In 1 Corinthians 3:8, Paul says, “each will receive his own reward” according to the work each is given. Paul’s point here is not about varying degrees of reward but how God will judge and reward each person’s work according to whether it was founded in Christ (3:12–14). Note that Paul speaks specifically of Christian ministry here, and rewards are not held out as motives for faithfulness. In Colossians 3:24, however, Paul speaks more generally of “the reward of an inheritance” to all who do everything “for the Lord and not for people.”
Another text that mentions heavenly rewards is 1 Timothy 6:17–19:
Instruct those who are rich in the present age not to be arrogant or to set their hope on the uncertainty of wealth, but on God, who richly provides us with all things to enjoy. Instruct them to do what is good, to be rich in good works, to be generous and willing to share, storing up treasure for themselves as a good foundation for the coming age, so that they may take hold of what is truly life.
As in the Sermon on the Mount, “storing up” describes a life marked by service, generosity, and doing good to others—the kind of life that reflects and partakes in the life to come. If we ask, “So, what will we get?,” it means we don’t get, as in grasp, the text.
Finally, the word “crown” appears with some frequency in the New Testament. This term is often associated with heavenly rewards. The believer’s crown, however, is a metaphor for the glory of eternal life (e.g., 2 Tim. 4:8; James 1:12; 1 Pet. 5:4; Rev. 2:10). The promised reward of eternal life exhorts believers to persevere in faith.
FOCUS ON THE GIVER, THE REWARD WILL FOLLOW
The Bible holds out a future reward for God’s people, but it doesn’t teach that we earn rewards by obedience. Neither does it hold out rewards as the motivation for obedience. Doing so would pass over the one who gives and is the reward in favor of the rewards themselves—namely, God himself.

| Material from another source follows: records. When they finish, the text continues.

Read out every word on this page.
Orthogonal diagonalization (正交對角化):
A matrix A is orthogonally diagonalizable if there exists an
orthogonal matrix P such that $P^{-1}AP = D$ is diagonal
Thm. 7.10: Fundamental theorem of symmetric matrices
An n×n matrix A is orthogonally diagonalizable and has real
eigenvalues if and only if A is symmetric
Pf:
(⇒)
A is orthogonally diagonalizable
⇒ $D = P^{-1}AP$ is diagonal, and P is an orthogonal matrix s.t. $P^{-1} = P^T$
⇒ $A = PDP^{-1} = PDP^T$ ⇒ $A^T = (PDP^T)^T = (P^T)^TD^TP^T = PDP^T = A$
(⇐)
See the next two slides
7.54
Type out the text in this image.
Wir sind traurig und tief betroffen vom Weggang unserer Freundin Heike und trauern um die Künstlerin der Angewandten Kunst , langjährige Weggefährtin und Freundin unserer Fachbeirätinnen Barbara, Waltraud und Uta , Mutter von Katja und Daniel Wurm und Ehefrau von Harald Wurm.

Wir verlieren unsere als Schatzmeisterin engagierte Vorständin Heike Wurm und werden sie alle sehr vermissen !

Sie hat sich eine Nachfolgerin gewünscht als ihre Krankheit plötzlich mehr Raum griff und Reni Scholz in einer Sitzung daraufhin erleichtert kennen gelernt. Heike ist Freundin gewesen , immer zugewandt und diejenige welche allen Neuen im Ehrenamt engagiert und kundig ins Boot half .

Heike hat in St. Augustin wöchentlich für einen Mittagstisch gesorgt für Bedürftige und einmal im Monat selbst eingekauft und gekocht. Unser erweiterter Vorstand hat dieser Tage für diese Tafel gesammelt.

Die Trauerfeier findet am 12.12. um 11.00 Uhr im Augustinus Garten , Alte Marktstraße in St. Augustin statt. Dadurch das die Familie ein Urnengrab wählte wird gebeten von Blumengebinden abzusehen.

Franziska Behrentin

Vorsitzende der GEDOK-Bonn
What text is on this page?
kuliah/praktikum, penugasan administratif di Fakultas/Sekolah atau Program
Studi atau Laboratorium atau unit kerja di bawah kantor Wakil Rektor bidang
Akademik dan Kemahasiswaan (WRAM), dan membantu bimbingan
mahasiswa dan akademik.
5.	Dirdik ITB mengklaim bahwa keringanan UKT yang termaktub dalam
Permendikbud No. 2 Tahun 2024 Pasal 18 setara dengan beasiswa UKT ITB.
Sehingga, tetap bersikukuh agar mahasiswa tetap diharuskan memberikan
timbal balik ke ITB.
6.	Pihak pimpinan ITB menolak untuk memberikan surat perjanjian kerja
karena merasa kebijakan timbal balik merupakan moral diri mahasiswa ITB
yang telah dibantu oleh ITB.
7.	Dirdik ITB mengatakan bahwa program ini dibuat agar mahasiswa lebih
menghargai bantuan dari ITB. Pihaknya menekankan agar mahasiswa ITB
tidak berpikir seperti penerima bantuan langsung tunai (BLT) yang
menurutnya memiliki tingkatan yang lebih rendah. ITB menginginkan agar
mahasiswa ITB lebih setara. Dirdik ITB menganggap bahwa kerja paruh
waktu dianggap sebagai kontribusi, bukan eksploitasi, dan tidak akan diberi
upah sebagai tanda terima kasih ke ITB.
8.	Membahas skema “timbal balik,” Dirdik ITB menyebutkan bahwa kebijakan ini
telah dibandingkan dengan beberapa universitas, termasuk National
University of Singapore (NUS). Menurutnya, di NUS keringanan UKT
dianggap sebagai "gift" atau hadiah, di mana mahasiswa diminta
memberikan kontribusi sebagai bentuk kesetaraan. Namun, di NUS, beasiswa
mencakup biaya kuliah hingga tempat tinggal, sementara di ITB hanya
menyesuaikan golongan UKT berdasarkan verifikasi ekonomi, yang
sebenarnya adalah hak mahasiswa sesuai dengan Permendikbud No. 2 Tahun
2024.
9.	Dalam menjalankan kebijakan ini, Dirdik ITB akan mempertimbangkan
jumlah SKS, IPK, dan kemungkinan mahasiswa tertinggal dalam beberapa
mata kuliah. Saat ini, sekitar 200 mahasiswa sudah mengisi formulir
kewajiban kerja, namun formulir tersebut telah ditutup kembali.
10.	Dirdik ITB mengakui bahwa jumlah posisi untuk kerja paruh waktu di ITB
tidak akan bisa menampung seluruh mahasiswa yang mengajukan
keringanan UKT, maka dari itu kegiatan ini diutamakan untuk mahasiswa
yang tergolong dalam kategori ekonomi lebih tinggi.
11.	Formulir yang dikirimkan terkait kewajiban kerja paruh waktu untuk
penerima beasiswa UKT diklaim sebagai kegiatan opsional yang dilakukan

Christians should never think of obedience, love, or service in terms of earning some future pay-off. Though evangelicals will continue to disagree on the nature of heavenly rewards, we must all take care that in our preaching and teaching we don’t give the impression that heaven in the presence of Christ is glorious, but rewards will make it even better. Christ, through whom we have forgiveness and eternal life, is all the reward we need.